If molecules of air were very slow moving, and the cube came zipping through, then the cube would cut a 1 m x 1 m square tunnel of vacuum through the air, which would slowly be filled in by air molecules from above and below moving in to it.
So as long as the cube moves faster than air molecules, some of that tunnel will stay evacuated behind the tube. How fast do air molecules move? Still air at STP has its air molecules zipping around randomly with each species of air molecule having a Maxwell-Boltzmann distribution of velocities.
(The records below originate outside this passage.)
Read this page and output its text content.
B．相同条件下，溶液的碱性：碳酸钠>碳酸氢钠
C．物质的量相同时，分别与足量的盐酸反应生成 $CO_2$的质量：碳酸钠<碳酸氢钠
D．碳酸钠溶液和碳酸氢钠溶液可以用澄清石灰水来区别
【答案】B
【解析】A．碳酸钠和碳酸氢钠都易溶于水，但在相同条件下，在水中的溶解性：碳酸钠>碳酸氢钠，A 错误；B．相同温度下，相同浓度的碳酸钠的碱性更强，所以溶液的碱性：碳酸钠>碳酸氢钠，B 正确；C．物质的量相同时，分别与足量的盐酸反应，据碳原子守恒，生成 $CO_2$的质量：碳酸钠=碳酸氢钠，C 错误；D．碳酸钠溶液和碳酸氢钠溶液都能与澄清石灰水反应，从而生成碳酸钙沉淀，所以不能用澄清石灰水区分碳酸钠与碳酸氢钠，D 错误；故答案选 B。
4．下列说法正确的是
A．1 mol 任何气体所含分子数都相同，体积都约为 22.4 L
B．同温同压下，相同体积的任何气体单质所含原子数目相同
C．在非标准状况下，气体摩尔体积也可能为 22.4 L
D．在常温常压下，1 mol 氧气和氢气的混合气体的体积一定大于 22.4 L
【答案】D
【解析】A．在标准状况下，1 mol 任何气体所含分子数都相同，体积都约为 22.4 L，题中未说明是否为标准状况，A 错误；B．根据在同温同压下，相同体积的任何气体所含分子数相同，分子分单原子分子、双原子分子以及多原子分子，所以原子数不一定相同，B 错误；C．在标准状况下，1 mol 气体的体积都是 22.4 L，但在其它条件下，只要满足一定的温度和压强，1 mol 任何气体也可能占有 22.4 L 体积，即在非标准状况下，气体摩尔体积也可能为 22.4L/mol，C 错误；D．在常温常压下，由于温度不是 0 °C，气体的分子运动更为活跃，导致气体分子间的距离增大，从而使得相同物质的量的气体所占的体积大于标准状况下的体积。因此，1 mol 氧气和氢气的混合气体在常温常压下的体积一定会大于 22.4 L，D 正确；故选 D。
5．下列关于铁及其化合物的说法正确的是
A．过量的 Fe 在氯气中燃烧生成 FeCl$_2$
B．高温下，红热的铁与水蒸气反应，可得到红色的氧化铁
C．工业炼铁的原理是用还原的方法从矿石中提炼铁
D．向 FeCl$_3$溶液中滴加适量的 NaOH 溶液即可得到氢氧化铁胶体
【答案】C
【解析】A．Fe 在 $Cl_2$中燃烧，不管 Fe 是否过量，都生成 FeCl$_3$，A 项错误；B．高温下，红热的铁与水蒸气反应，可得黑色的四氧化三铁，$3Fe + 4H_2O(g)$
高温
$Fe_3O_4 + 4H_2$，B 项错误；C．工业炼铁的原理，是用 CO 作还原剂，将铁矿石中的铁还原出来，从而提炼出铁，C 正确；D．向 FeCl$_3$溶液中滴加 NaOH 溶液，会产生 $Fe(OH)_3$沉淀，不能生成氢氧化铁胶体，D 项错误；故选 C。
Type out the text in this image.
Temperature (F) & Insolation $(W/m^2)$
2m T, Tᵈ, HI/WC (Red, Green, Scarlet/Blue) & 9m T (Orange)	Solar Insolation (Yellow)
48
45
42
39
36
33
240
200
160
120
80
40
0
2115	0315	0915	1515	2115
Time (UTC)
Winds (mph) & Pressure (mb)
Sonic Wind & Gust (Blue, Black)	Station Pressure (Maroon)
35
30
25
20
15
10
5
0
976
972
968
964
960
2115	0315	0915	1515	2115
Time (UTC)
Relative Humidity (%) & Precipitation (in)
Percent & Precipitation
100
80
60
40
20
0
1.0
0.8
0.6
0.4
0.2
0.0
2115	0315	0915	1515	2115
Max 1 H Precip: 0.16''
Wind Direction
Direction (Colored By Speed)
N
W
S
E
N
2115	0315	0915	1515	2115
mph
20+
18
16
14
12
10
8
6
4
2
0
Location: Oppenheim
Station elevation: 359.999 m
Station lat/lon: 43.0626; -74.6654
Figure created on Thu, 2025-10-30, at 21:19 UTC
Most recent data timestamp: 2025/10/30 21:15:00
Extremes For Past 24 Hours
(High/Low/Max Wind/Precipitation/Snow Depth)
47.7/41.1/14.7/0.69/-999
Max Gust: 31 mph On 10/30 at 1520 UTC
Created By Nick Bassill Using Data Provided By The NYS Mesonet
From http://www.newton.dep.anl.gov/askasci/chem03/chem03448.htm we see an "average" air molecule is moving at around 500 m/s.
But in a thermal distribution, LOTS of air molecules are moving faster than the average, but at higher velocities the distribution falls off quite steeply. The Maxwell-Boltzmann distribution shows the probability distributions for thermal air molecule velocities. Looking at the CDF's, we can see that nearly all the molecules have a velocity within a factor of 3 or 4 times the average velocity.
Then if the 1 m cube were moving at 2000 m/s, we would expect a pyramid shaped region on the back of the pyramid with pyramid peak about 0.5 m behind the cube, within which the density of air would be less than about 1% of STP.
So 2000 m/s, 2 km/s, 7200 km/hr should do the trick. For reference this is about 7 times the speed of sound at sea level.